By Geoffrey Smith
Investing.com -- The Fed and other central banks open the monetary floodgates, but markets around the world are still in freefall as the coronavirus pandemic spreads across the U.S. and Europe. The rest is just details. Here's what you need to know in financial markets on Monday, March 16th.
1. Fed takes emergency action
The Federal Reserve took more emergency action to stem the panic in global financial markets, cutting the target range for fed funds to near 0% and resuming large-scale asset purchases to ensure liquidity.
The Fed said it will buy $500 billion of U.S. Treasury bonds and $200 billion of agency debt, although it didn’t specify a timeframe for its purchases.
In addition, the Fed said it would expand and reduce the cost of dollar swap facilities with five other major global central banks. The facilities were a key element in ensuring dollar liquidity to financial centers around the world during the last financial crisis in 2008/9.
The measures came after President Donald Trump declared a national emergency after the market close on Friday. Trump also announced over the weekend that he had tested negative for the Covid-19 virus after coming into contact with a Brazilian official who has been confirmed with the disease. Goldman Sachs (NYSE:GS) analysts predicted the U.S. economy could contract by 5% in the second quarter.
2. Central banks open the taps; governments seen following
Other central banks around the world continue to open the monetary taps in an increasingly desperate efforts to keep financial markets orderly.
The Bank of Japan said it would double its target for purchases of exchange-traded funds to the equivalent of $112 billion. The Reserve Bank of New Zealand cut its key rate by 75 basis points to 0.25% and said it would not raise it for at least a year. And the Bank of Korea, which had earlier resisted rate cuts despite the country suffering a severe Covid-19 outbreak itself, cut its key rate by 50 basis points to 0.75%.
Elsewhere, Robert Holzmann, one of the more hawkish members of the European Central Bank’s governing council, flagged the possibility of more direct intervention to stabilize eurozone bond markets.
“If there is a need to intervene in the area of government bonds, measures will be taken,” Holzmann said.
Eurozone finance ministers are currently meeting and are expected to announce fresh measures to support the economy later.
3. China’s data as bad as expected
Industrial production fell 13.5% on the year in February, while retail sales fell over 20% and fixed asset investment fell 24.5%. The numbers confirm that a sharp contraction in GDP in the first quarter is all but inevitable.
However, anecdotal reports such as pollution and traffic measures suggest a gradual return to normality continues. In Europe, retailers Kingfisher (LON:KGF) and Associated British Foods (LON:ABF) (the owner of Primark) both reported that their Chinese supply chains were operating more or less normally. Their big concern, as with many others, is now with the extent of store closures in Europe due to public health measures.
4. Stocks set to open sharply lower
U.S. stock markets are set to open sharply lower, giving up around half the gains they made on Friday in anticipation of more emergency policy measures to support the U.S. economy.
By 6:40 AM ET (1040 GMT), Dow 30 futures were down 1,045 points or 4.6% at 21,794 points. The S&P 500 futures contract was down 4.8% and the Nasdaq 100 futures contract was down 4.6%.
The flight out of risk assets into havens continued, with the 10-year Treasury yield falling 17 basis points to 0.77% and the two-year yield falling 17 basis points to 0.32%. Gold futures fell 0.7% to $1,507.00 as investors continued to liquidate positions to meet margin calls in other assets.
Overnight, the Chinese Shanghai Shenzhen CSI 300 index had fallen 5.3%, ending a period of Chinese outperformance, while Australia’s benchmark index fell 9.7% and the Euro Stoxx 600 fell 7.9%.
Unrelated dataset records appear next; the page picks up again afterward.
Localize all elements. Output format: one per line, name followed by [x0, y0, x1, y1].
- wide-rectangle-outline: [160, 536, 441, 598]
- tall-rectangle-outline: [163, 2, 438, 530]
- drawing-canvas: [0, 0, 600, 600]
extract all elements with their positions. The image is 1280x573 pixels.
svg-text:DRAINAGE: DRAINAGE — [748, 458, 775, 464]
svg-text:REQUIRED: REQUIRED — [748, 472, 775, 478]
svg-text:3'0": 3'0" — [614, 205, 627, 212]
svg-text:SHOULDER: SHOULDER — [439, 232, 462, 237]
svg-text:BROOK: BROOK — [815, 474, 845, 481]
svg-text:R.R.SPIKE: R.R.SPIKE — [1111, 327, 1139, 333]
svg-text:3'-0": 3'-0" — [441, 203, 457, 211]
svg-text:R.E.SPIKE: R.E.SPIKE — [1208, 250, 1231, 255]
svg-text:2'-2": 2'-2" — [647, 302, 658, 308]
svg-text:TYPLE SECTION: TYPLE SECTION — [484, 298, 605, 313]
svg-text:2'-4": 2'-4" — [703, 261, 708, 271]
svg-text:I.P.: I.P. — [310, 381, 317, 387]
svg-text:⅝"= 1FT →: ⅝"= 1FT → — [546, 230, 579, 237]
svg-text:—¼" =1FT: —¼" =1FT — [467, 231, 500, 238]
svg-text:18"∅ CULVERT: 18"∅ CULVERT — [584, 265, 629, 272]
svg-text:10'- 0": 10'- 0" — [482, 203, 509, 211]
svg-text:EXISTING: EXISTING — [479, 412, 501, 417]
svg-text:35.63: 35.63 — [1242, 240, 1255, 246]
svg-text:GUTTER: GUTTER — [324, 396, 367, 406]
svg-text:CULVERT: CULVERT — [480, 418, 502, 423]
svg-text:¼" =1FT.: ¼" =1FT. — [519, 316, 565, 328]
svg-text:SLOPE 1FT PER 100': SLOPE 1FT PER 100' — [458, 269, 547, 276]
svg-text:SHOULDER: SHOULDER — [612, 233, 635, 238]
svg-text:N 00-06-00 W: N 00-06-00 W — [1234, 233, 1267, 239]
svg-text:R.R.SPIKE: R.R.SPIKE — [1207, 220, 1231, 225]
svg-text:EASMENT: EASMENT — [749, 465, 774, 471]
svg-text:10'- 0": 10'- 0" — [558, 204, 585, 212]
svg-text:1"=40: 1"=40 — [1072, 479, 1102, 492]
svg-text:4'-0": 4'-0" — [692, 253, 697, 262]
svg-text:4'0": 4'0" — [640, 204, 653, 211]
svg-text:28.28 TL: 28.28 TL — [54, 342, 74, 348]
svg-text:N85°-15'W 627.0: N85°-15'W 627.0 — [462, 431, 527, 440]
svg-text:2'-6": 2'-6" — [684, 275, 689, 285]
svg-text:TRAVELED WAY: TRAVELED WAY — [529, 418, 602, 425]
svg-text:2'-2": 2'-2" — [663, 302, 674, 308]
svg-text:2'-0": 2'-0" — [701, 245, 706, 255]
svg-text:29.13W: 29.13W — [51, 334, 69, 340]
5. Companies struggle to keep pace with virus spread
Companies around the world issued more warnings about the outlook for their businesses amid increasingly severe shutdowns in the U.S. and Europe. Over the weekend, New York and Los Angeles tightened restrictions on bars and restaurants, while many European countries closed their borders, even within the Schengen free-travel area.
Airlines were again in the front line: British Airways owner IAG (LON:ICAG) said it would run its April-May scheduled at only 25% of capacity, while United Airlines (NASDAQ:UAL) slashed its schedule by half.
EasyJet (LON:EZJ) warned that government support will be needed to ensure the survival of much of the industry. Carnival (NYSE:CCL) suspended new cruises for four more of its lines, having already suspended the Diamond cruise line last week.
Fiat Chrysler (NYSE:FCAU) said it will temporarily close eight plants across Europe, while tiremaker Michelin (PA:MICP) said it will close plants in France, Spain and Italy.